By June 1994, in an act of desperation, the station's parent company, Morton Broadcasting, named a young George Brusstar its Director of Programming. Brusstar had been operating tiny, yet profitable cable television operations in the Philadelphia suburbs. Brusstar quickly began devising a plan to salvage diminishing revenues and viewership. At 7 o'clock on Sunday evening, July 17, 1994, all of the station's programming was abruptly scrapped along with the station's name ("T-V Heaven, Channel 7"). New call letters were announced, and the station's new logo became "The Bell". Brusstar later claimed the model for the new image was Philadelphia's Liberty Bell. Gone were the old disco shows, classic westerns, and vintage sitcoms. The new format was a 24-hour "two-way talk" program featuring live TV hosts sitting at a desk with a phone. Viewers could call in live and sound off on issues of the day with hosts. Brusstar hired former Philadelphia radio performer Dennis Marcucci and Modesto, California television personality Al Mario to host shows on the new lineup. In addition, Brusstar himself was a featured host, and he brought on 17-year-old Port Richmond resident Mike Phillips to appear as a comedic stooge. Phillips' buffooneries were a staple on the channel. The station achieved notoriety by featuring the first on-air personality to ever announce his homosexuality live on-air (in the days when such topics were considered "taboo"). Advertising revenue picked up, and the A.C. Nielsen Company (which rates television audience size) reported viewership increases sixfold. A contractual dispute in 1995 resulted in Brusstar's sudden departure. He was replaced by Mario, who was dismissed within weeks for poor ratings performance. Joseph was allowed to come back from Hollywood and fix the damage, but even the station's founding partner could not work enough magic to rescue his creation. Joseph attempted to take the station back entirely via a loophole in the partnership agreement (partner Moxley was inprisoned for the assault of a family member), but was unsuccessful. He later opened a similar low-power TV channel in Atlantic City, New Jersey (W08CR, later WELL-TV).

In 1996, with almost no advertisers left, the company was dissolved and the FCC license for Channel 7 was sold to Shooting Star Productions.

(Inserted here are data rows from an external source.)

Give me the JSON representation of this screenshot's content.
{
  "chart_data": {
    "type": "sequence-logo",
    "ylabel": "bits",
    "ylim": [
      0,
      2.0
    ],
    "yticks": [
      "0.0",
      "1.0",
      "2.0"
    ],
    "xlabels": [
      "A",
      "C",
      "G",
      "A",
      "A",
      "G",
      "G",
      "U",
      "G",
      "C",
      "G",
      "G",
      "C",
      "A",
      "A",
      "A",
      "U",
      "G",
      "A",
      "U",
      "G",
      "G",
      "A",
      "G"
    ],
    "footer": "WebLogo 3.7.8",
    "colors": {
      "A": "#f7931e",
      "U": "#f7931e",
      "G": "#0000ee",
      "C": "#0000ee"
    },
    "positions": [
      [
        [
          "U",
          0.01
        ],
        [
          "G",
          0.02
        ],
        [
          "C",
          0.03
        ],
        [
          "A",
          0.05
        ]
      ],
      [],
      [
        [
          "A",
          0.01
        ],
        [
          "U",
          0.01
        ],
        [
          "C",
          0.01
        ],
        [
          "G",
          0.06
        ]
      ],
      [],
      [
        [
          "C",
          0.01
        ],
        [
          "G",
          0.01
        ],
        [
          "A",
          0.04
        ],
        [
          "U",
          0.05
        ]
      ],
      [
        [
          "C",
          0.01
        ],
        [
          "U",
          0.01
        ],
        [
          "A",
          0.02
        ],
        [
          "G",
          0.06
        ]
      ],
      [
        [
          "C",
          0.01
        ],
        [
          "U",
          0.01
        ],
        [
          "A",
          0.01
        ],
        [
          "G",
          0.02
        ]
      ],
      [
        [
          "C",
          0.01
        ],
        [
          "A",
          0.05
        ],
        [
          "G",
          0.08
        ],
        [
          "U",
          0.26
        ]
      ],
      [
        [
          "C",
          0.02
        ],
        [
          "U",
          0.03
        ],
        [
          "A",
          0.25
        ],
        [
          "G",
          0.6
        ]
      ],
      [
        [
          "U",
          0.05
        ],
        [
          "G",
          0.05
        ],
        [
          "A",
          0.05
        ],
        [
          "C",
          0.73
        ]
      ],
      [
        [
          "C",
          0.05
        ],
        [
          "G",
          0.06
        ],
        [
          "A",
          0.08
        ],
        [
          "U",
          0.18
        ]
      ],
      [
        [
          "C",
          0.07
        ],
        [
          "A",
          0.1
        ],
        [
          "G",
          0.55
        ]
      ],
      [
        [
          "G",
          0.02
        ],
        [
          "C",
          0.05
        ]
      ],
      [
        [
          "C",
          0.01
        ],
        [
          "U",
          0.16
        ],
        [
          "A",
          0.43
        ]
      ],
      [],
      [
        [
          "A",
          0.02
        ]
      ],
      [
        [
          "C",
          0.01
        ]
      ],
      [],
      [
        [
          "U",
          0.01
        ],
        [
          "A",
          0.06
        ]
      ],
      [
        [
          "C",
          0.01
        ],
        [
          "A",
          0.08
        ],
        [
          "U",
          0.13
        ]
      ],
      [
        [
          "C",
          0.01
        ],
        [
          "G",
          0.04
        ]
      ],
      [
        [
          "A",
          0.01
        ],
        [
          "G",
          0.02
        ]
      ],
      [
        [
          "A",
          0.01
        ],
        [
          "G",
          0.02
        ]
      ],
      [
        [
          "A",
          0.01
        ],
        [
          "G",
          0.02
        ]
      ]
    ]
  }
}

SSP owner Jerry Leazer defaulted on payments, and the channel eventually went to Barnes Foundation director Richard Glanton. Glanton attempted to launch an all-news product, but deserted the idea after brokering air-time on a more powerful UHF station out of Reading, Pennsylvania.

Today Channel 7 operates at an even lower power than it originally did, and programs modern rap music videos. It can only be seen 1.5 miles from its Philadelphia transmitter. At one point, it was visable about 14 miles in each direction.

The station became nationally known after being featured in the Touchstone Pictures 1995 film, Up Close And Personal starring Michelle Pfeiffer as a television reporter at the station. (Pfeiffer never appeared on the actual Channel 7.)